Now we can create PCR model on raw data and normalized ones thanks to ‘pls’ package.
library(pls)
data.n$quality <- data.y.n$obj
pcr.model <- pcr(quality~., data = data, scale = TRUE, validation = "CV")
pcr.model.n <- pcr(quality~., data = data.n, scale = TRUE, validation = "CV")
summary(pcr.model)
## Data: X dimension: 4898 11
## Y dimension: 4898 1
## Fit method: svdpc
## Number of components considered: 11
##
## VALIDATION: RMSEP
## Cross-validated using 10 random segments.
## (Intercept) 1 comps 2 comps 3 comps 4 comps 5 comps 6 comps
## CV 0.8857 0.8538 0.853 0.8276 0.8208 0.8113 0.8095
## adjCV 0.8857 0.8537 0.853 0.8275 0.8272 0.8109 0.8094
## 7 comps 8 comps 9 comps 10 comps 11 comps
## CV 0.8084 0.8088 0.7860 0.7597 0.7580
## adjCV 0.8083 0.8088 0.7859 0.7596 0.7579
##
## TRAINING: % variance explained
## 1 comps 2 comps 3 comps 4 comps 5 comps 6 comps 7 comps 8 comps
## X 23.443 37.770 48.71 58.00 67.26 75.91 82.77 88.56
## quality 7.133 7.421 12.93 12.95 16.51 16.82 17.08 17.10
## 9 comps 10 comps 11 comps
## X 93.79 97.39 100.00
## quality 21.75 26.87 27.29
summary(pcr.model.n)
## Data: X dimension: 4898 11
## Y dimension: 4898 1
## Fit method: svdpc
## Number of components considered: 11
##
## VALIDATION: RMSEP
## Cross-validated using 10 random segments.
## (Intercept) 1 comps 2 comps 3 comps 4 comps 5 comps 6 comps
## CV 1 0.9643 0.9633 0.9343 0.9279 0.9155 0.9138
## adjCV 1 0.9643 0.9633 0.9342 0.9336 0.9154 0.9137
## 7 comps 8 comps 9 comps 10 comps 11 comps
## CV 0.9127 0.9131 0.8872 0.8579 0.8555
## adjCV 0.9126 0.9130 0.8871 0.8577 0.8554
##
## TRAINING: % variance explained
## 1 comps 2 comps 3 comps 4 comps 5 comps 6 comps 7 comps 8 comps
## X 23.443 37.770 48.71 58.00 67.26 75.91 82.77 88.56
## quality 7.133 7.421 12.93 12.95 16.51 16.82 17.08 17.10
## 9 comps 10 comps 11 comps
## X 93.79 97.39 100.00
## quality 21.75 26.87 27.29
As we can see, the validation error and the cumulative percentage of variance explained using 11 components are printed. In both cases we have the same results so for predictions I will use original data set.
Predictions:
test <- data[, 1:11]
pcr.pred <- predict(pcr.model, test, ncomp = 7)

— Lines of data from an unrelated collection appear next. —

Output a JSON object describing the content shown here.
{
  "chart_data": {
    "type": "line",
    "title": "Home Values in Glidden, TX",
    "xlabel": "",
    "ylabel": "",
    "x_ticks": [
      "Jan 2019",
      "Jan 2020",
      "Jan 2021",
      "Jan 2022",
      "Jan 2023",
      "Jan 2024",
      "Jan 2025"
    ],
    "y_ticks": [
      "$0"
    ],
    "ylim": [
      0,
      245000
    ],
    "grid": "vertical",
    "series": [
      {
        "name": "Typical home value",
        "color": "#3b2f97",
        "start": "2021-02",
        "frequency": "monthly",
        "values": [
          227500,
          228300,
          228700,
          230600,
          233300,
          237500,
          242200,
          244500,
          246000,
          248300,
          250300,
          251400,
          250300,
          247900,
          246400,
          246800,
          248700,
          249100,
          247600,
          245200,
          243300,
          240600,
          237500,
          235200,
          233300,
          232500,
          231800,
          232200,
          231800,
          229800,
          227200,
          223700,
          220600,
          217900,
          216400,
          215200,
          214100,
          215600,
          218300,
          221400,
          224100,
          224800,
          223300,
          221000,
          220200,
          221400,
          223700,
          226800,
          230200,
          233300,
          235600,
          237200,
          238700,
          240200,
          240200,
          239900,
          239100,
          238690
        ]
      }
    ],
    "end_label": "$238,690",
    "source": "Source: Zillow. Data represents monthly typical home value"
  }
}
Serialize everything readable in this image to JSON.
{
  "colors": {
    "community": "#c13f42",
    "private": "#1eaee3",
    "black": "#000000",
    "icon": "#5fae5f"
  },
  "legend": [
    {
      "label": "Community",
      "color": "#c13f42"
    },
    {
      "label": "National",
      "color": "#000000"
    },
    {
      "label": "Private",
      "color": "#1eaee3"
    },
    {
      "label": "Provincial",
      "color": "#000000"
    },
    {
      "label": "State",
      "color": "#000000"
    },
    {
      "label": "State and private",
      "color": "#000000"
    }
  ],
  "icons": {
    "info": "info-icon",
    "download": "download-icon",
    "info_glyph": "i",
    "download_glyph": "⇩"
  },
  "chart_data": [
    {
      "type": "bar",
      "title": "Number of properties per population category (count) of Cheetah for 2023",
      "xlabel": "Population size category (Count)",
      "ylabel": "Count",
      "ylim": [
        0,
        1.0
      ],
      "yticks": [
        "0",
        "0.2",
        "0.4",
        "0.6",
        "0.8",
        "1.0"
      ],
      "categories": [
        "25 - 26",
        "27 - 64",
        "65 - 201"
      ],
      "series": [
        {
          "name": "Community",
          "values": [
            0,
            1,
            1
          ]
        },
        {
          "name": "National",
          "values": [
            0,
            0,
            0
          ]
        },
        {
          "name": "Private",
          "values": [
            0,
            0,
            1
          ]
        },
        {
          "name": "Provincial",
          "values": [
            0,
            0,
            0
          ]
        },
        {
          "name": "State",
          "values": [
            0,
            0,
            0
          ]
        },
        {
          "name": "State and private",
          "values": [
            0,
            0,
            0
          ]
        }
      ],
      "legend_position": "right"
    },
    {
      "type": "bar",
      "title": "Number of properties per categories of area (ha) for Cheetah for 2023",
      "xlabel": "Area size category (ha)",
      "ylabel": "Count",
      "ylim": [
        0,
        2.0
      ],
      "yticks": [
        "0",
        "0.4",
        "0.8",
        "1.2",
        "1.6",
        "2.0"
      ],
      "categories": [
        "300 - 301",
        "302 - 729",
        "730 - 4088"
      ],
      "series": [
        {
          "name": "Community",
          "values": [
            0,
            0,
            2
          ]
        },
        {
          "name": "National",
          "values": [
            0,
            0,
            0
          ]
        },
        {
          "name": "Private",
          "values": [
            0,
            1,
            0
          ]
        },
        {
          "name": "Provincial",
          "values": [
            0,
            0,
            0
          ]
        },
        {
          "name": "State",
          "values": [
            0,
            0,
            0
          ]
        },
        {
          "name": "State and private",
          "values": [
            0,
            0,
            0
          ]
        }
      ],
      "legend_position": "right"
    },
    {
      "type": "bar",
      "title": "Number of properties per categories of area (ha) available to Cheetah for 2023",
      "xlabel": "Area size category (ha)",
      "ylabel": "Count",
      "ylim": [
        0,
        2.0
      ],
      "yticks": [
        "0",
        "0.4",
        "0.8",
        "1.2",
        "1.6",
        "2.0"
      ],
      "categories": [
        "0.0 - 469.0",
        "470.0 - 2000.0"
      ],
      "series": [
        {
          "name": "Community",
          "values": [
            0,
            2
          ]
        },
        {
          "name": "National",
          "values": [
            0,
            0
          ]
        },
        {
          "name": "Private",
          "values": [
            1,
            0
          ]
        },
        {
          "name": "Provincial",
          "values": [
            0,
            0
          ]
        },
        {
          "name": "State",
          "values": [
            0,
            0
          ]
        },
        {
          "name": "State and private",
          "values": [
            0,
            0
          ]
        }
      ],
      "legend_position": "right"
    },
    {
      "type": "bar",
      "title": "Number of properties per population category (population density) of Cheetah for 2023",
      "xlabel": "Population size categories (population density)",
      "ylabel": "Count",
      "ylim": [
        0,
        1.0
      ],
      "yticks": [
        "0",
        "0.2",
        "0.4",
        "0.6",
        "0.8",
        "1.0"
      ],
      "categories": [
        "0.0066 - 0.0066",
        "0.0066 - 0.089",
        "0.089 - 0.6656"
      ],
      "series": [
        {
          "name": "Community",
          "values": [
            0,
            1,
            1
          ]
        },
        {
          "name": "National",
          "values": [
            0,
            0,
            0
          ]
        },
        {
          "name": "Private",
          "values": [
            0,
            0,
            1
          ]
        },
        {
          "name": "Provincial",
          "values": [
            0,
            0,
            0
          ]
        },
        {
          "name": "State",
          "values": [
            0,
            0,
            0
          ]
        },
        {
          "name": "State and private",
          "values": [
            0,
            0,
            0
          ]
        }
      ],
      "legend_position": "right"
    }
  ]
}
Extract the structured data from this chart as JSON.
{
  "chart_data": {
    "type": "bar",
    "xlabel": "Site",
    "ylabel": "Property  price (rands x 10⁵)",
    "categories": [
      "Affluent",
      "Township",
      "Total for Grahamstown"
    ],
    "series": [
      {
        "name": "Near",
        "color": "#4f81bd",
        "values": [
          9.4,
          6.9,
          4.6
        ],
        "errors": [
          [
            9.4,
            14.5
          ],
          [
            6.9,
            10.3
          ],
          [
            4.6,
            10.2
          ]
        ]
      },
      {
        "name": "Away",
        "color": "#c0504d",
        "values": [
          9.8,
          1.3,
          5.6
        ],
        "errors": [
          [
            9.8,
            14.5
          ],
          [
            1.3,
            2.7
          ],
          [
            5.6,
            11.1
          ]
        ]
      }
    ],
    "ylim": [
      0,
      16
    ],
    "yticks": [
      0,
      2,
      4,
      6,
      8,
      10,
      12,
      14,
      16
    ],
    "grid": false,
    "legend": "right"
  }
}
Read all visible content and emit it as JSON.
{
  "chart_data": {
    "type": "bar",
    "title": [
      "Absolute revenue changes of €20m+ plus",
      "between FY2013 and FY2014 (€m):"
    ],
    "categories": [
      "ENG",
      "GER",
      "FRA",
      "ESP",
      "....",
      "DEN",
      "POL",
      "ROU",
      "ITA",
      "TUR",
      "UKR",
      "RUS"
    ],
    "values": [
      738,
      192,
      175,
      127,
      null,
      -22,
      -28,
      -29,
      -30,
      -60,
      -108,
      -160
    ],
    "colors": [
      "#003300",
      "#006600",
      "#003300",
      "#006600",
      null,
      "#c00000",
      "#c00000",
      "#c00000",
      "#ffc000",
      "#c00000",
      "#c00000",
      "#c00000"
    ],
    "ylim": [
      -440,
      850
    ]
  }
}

pred <- predict(pcr.model, test)
Comparison of raw data (black points), PCR prediction (blue point) and OLS predictions (grey points):
plot(data.y$obj, col = "black", ylab = "Predictions vs raw data")
points(pcr.pred, col = "steelblue")
points(pred, col = "darkgrey")
Results are similar for all three situations. Predictions are pretty good - they are between two the most popular values of ‘quality’ variable and close enough to all observations. In raw data set ‘quality’ values are only integers, in predictions we have some double type values.
Thanks to ‘validationplot’ function we can plot the root mean squared error. I will try two options - the usual mean squared error and the R2 by setting the val.type argument equal to “MSEP” or “R2” respectively:
validationplot(pcr.model, val.type="MSEP")
validationplot(pcr.model, val.type = "R2")
Also I will plot the predicted vs measured values using the ‘predplot’ function as below:
predplot(pcr.model)
At the end I will plot coefficients:
coefplot(pcr.model)
Thanks to Unsupervised Learning we can not only analyze characterizes of a given product/country/etc. and draw conclusions based on these analyzes. We can also predict some values and check our predictions with raw data after all. Principal Component Analysis and Principal Component Regression can be useful not only for students and researchers but also for business.